The cause or chronic tendinopathy is usually degeneration with little evidence of inflammation. Even though inflammatory tendinopathies exists, in most chronic tendonitis cases by the time the patient seeks medical help the inflammation/pain will have subsided. The usage of NSAIDs has been shown to alleviate pain in some cases of tendonitis: lateral epicondylosis has shown increased abduction in rotator cuff disease, but has no efficacy in treating Achilles tendinopathy. Because of the risk of NSAIDs worsening tendon damage through enhanced leucotriene production, the fact that NSAIDs have no distinct advantage over non-NSAID pain relieving medication and the chronicity of most tendinopathies (which makes the occurrence of GI/renal/CVS side effects much more probable), the usage of oral NSAIDs for treatment of tendon injuries should be considered inappropriate.


Tendon injuries, such as in lateral epicondylosis (tennis elbow, top) and tibialis posterior tenosynovitis (bottom) can be recalcitrant to treatment; conventional treatments such as non-steroidal anti-inflammatory drugs and corticosteroid injections may have a short term analgesic effect, while there is some evidence of efficacy with newer treatments such as topical glyceryl trinitrate therapy.

NSAIDs and Fractures

Recent studies have shown that the COX-2 is induced with osteogenic cells. Prostaglandins in particular play an important role in bone reformation, as they have been shown to have both anabolic effects on bone formation, while stimulating bone turnover and absorption. Thus the exact mechanisms with which PGEs/NSAIDs may affect bone healing are currently unclear.

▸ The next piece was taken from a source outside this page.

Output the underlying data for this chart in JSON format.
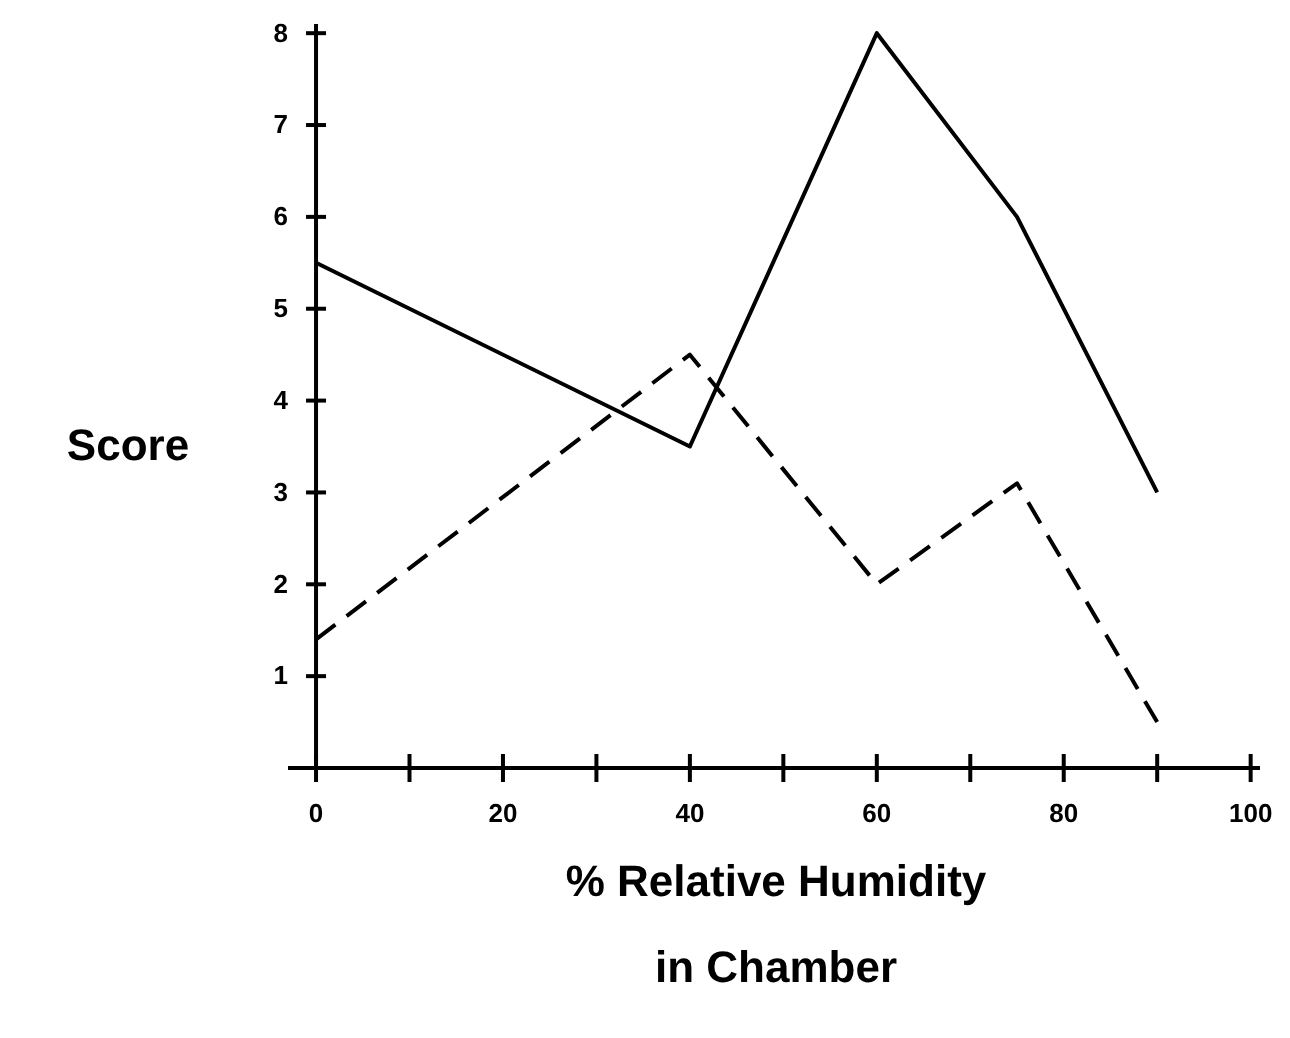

Animal studies have shown that NSAIDs can inhibit spinal fusion both in rat and rabbit models. In one retrospective analysis, ketorolac was shown to delay spinal fusion in humans and a study conducted on 99 patients with femoral diaphyseal fractures showed that 32 out of 99 patients developed impaired healing. This study didn’t show any relationship between rates of union and types of fixation, but showed a strong connection between NSAID use and delayed healing. Other studies comparing COX-2 specific NSAIDs versus non specific NSAID ketorolac showed that COX-2 specific NSAIDs have much less inhibitory effects on bone healing than general NSAIDs.

In all cases, current data shows an undisputable inhibition of bone healing by NSAIDs, making their usage for treatment of pain in bone fractures unacceptable.

In Conclusion

Despite recent findings showing the limited use of NSAIDs in sports injury treatment and their inferiority to non-NSAID analgesics (like Codeine), they are still considered by many doctors as a first class option for the treatment of sports injuries and alleviation of pain. Although the writer of this article in no way condones patients seeking self-treatments and disobeying their doctor’s advice, it is a good idea to question your doctor based on the data we have, and to ask them why they prescribe NSAIDs. NSAIDs definitely hold great therapeutic value in managing inflammation and pain. However their ability to impair healing should never be overlooked.